There is one major limitation with using "write": Whether you're writing a single variable, an array, a struct, or an object, if it contains a pointer to something in memory, all that will be written to the file concerning that thing is the pointer itself.

For example, if you have an array of "char *"s and you write it out, all that will go into the file is the pointers, not the character arrays that they point to. So the information about those character arrays is lost as soon as the program ends. On top of that, the pointers that were written to the file are completely useless the next time you read them in, because they point to memory that you were using the last time you ran the program. Who knows what's there now?!

So if you have an array, struct or object that contains a pointer, you'll have to create a function that writes out it's components individually, making sure to follow any pointers and print out the thing pointed to, rather than the pointer itself. Any or all of this can still be written in binary format, it just has to be done piece by piece. If you are using an object of a class that you didn't write, you should assume it contains pointers and don't write it using a single "write" with sizeof the classname. Instead, use one of the class's own output functions.


What about "empty" spaces?

What if you use "write" on something that hasn't been completely filled with values. As a simple example, imagine we have an array of 100 ints and we've put values into only the first 36 slots. If we use "write" to write out the entire array -- all 100 slots -- there is no problem. The last 64 slots have something in them, it's just meaningless junk, and that's what will get written out. We can later read the array back into memory and we'll get the first 36 slots filled with our integers, and the last 64 filled with exactly the same meaningless junk. This is not a problem, as long as we know not to look past the first 36 slots; and we needed to know this even when we were just dealing with the array in memory. Of course, once we write the array out to the file and stop the program, we've lost track of the number 36. So we probably would want to write it to the file also.

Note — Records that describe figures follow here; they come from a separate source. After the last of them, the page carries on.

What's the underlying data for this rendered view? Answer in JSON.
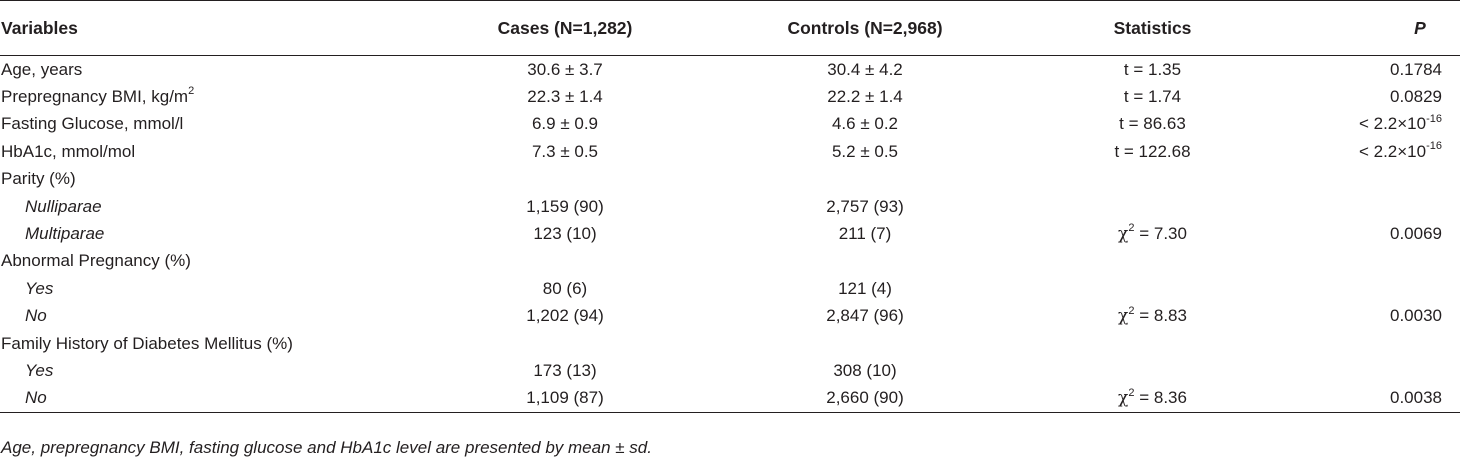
{
  "table": {
    "headers": {
      "variables": "Variables",
      "cases": "Cases (N=1,282)",
      "controls": "Controls (N=2,968)",
      "statistics": "Statistics",
      "p": "P"
    },
    "rows": [
      {
        "variable": "Age, years",
        "cases": "30.6 ± 3.7",
        "controls": "30.4 ± 4.2",
        "stat": "t = 1.35",
        "p": "0.1784"
      },
      {
        "variable": "Prepregnancy BMI, kg/m",
        "variable_sup": "2",
        "cases": "22.3 ± 1.4",
        "controls": "22.2 ± 1.4",
        "stat": "t = 1.74",
        "p": "0.0829"
      },
      {
        "variable": "Fasting Glucose, mmol/l",
        "cases": "6.9 ± 0.9",
        "controls": "4.6 ± 0.2",
        "stat": "t = 86.63",
        "p": "< 2.2×10",
        "p_sup": "-16"
      },
      {
        "variable": "HbA1c, mmol/mol",
        "cases": "7.3 ± 0.5",
        "controls": "5.2 ± 0.5",
        "stat": "t = 122.68",
        "p": "< 2.2×10",
        "p_sup": "-16"
      },
      {
        "variable": "Parity (%)"
      },
      {
        "variable": "Nulliparae",
        "cases": "1,159 (90)",
        "controls": "2,757 (93)"
      },
      {
        "variable": "Multiparae",
        "cases": "123 (10)",
        "controls": "211 (7)",
        "stat_symbol": "χ",
        "stat_sup": "2",
        "stat": " = 7.30",
        "p": "0.0069"
      },
      {
        "variable": "Abnormal Pregnancy (%)"
      },
      {
        "variable": "Yes",
        "cases": "80 (6)",
        "controls": "121 (4)"
      },
      {
        "variable": "No",
        "cases": "1,202 (94)",
        "controls": "2,847 (96)",
        "stat_symbol": "χ",
        "stat_sup": "2",
        "stat": " = 8.83",
        "p": "0.0030"
      },
      {
        "variable": "Family History of Diabetes Mellitus (%)"
      },
      {
        "variable": "Yes",
        "cases": "173 (13)",
        "controls": "308 (10)"
      },
      {
        "variable": "No",
        "cases": "1,109 (87)",
        "controls": "2,660 (90)",
        "stat_symbol": "χ",
        "stat_sup": "2",
        "stat": " = 8.36",
        "p": "0.0038"
      }
    ]
  },
  "footnote": "Age, prepregnancy BMI, fasting glucose and HbA1c level are presented by mean ± sd."
}
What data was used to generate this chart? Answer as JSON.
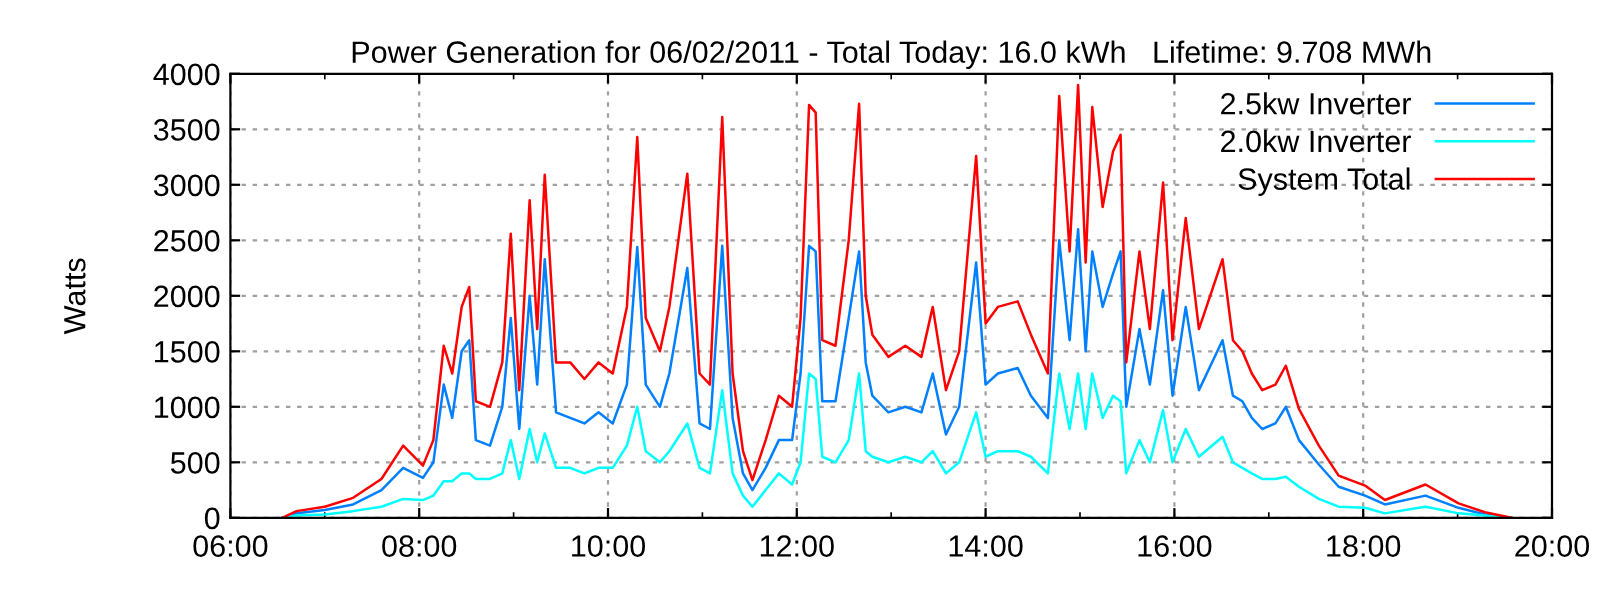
{
  "chart_data": {
    "type": "line",
    "title": "Power Generation for 06/02/2011 - Total Today: 16.0 kWh   Lifetime: 9.708 MWh",
    "ylabel": "Watts",
    "x": [
      6.55,
      6.7,
      7.0,
      7.3,
      7.6,
      7.83,
      8.04,
      8.15,
      8.26,
      8.35,
      8.45,
      8.53,
      8.6,
      8.75,
      8.88,
      8.97,
      9.06,
      9.17,
      9.25,
      9.33,
      9.45,
      9.6,
      9.75,
      9.9,
      10.05,
      10.2,
      10.31,
      10.4,
      10.55,
      10.65,
      10.84,
      10.97,
      11.08,
      11.21,
      11.32,
      11.43,
      11.53,
      11.67,
      11.81,
      11.95,
      12.04,
      12.13,
      12.2,
      12.27,
      12.41,
      12.55,
      12.66,
      12.73,
      12.8,
      12.97,
      13.15,
      13.32,
      13.44,
      13.58,
      13.72,
      13.9,
      14.0,
      14.13,
      14.34,
      14.48,
      14.66,
      14.78,
      14.89,
      14.98,
      15.06,
      15.13,
      15.24,
      15.35,
      15.43,
      15.49,
      15.63,
      15.74,
      15.88,
      15.98,
      16.12,
      16.26,
      16.51,
      16.62,
      16.72,
      16.82,
      16.93,
      17.07,
      17.18,
      17.32,
      17.53,
      17.74,
      18.02,
      18.23,
      18.66,
      19.01,
      19.29,
      19.57
    ],
    "series": [
      {
        "name": "2.5kw Inverter",
        "color": "#0080ff",
        "values": [
          0,
          40,
          70,
          120,
          250,
          450,
          360,
          500,
          1200,
          900,
          1500,
          1600,
          700,
          650,
          1000,
          1800,
          800,
          2000,
          1200,
          2330,
          950,
          900,
          850,
          950,
          850,
          1200,
          2440,
          1200,
          1000,
          1300,
          2250,
          850,
          800,
          2450,
          900,
          400,
          250,
          450,
          700,
          700,
          1300,
          2450,
          2400,
          1050,
          1050,
          1800,
          2400,
          1400,
          1100,
          950,
          1000,
          950,
          1300,
          750,
          1000,
          2300,
          1200,
          1300,
          1350,
          1100,
          900,
          2500,
          1600,
          2600,
          1500,
          2400,
          1900,
          2200,
          2400,
          1000,
          1700,
          1200,
          2050,
          1100,
          1900,
          1150,
          1600,
          1100,
          1050,
          900,
          800,
          850,
          1000,
          700,
          480,
          280,
          200,
          120,
          200,
          90,
          30,
          0
        ]
      },
      {
        "name": "2.0kw Inverter",
        "color": "#00ffff",
        "values": [
          0,
          20,
          30,
          60,
          100,
          170,
          160,
          200,
          330,
          330,
          400,
          400,
          350,
          350,
          400,
          700,
          350,
          800,
          500,
          760,
          450,
          450,
          400,
          450,
          450,
          650,
          1000,
          600,
          500,
          600,
          850,
          450,
          400,
          1150,
          400,
          200,
          100,
          250,
          400,
          300,
          500,
          1300,
          1250,
          550,
          500,
          700,
          1300,
          600,
          550,
          500,
          550,
          500,
          600,
          400,
          500,
          950,
          550,
          600,
          600,
          550,
          400,
          1300,
          800,
          1300,
          800,
          1300,
          900,
          1100,
          1050,
          400,
          700,
          500,
          970,
          500,
          800,
          550,
          730,
          500,
          450,
          400,
          350,
          350,
          370,
          280,
          170,
          100,
          90,
          40,
          100,
          40,
          20,
          0
        ]
      },
      {
        "name": "System Total",
        "color": "#ff0000",
        "values": [
          0,
          60,
          100,
          180,
          350,
          650,
          470,
          700,
          1550,
          1300,
          1900,
          2080,
          1050,
          1000,
          1400,
          2560,
          1150,
          2860,
          1700,
          3090,
          1400,
          1400,
          1250,
          1400,
          1300,
          1900,
          3430,
          1800,
          1500,
          1900,
          3100,
          1300,
          1200,
          3610,
          1300,
          600,
          340,
          700,
          1100,
          1000,
          1800,
          3720,
          3650,
          1600,
          1550,
          2500,
          3730,
          2000,
          1650,
          1450,
          1550,
          1450,
          1900,
          1150,
          1500,
          3260,
          1750,
          1900,
          1950,
          1650,
          1300,
          3800,
          2400,
          3900,
          2300,
          3700,
          2800,
          3300,
          3450,
          1400,
          2400,
          1700,
          3020,
          1600,
          2700,
          1700,
          2330,
          1600,
          1500,
          1300,
          1150,
          1200,
          1370,
          980,
          650,
          380,
          290,
          160,
          300,
          130,
          50,
          0
        ]
      }
    ],
    "xlim": [
      6,
      20
    ],
    "xticks": [
      {
        "value": 6,
        "label": "06:00"
      },
      {
        "value": 7,
        "label": null
      },
      {
        "value": 8,
        "label": "08:00"
      },
      {
        "value": 9,
        "label": null
      },
      {
        "value": 10,
        "label": "10:00"
      },
      {
        "value": 11,
        "label": null
      },
      {
        "value": 12,
        "label": "12:00"
      },
      {
        "value": 13,
        "label": null
      },
      {
        "value": 14,
        "label": "14:00"
      },
      {
        "value": 15,
        "label": null
      },
      {
        "value": 16,
        "label": "16:00"
      },
      {
        "value": 17,
        "label": null
      },
      {
        "value": 18,
        "label": "18:00"
      },
      {
        "value": 19,
        "label": null
      },
      {
        "value": 20,
        "label": "20:00"
      }
    ],
    "ylim": [
      0,
      4000
    ],
    "yticks": [
      0,
      500,
      1000,
      1500,
      2000,
      2500,
      3000,
      3500,
      4000
    ],
    "grid": true,
    "legend": "top right",
    "line_style": "solid",
    "marker": "none"
  }
}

You may wonder why one would ever write out all 100 slots of an array when only 36 slots are in use. We might do this if we wanted to reserve room in the file for the array to expand. By writing out the "junk" slots, we make sure that the next thing in the file goes after them. If we need to, we can seek back to a junk spot and put some real data there. This kind of thing is done, for example, when we write a B-tree node or a hash table bucket, as you have seen (or will see) in lecture.


Only "read" what you've created using "write"

If you need a data file that you plan to read into memory (in whole or in part) using read, you should create that data file using write.

Why? Say some bytes from your data file are to be read into a struct. (The same observations hold for an instance of a class.) Even if you knew how to create a binary file using some editor, you'd still have to know exactly how many bytes to use for each member of the struct. This isn't as simple as it seems, because extra bytes may be used just so that a struct or part thereof uses some multiple of k bytes, for some k. [See the first Q&A question on page 353 of King.]

To see an example of this, make an instance of this struct and write it to a file:

        typedef struct {
                int id;
                char a[5];
        } rec;
Then use od to see how many bytes are there and what is in them. Try this again with array sizes other than 5 for member `a' of the struct.

Using write to create an initial data file isn't a big problem. You could write a little program that prompts you for the data, puts it into appropriate variables(s) in memory -- perhaps into a struct -- and then writes it. Or you could have your program randomly generate data values to write.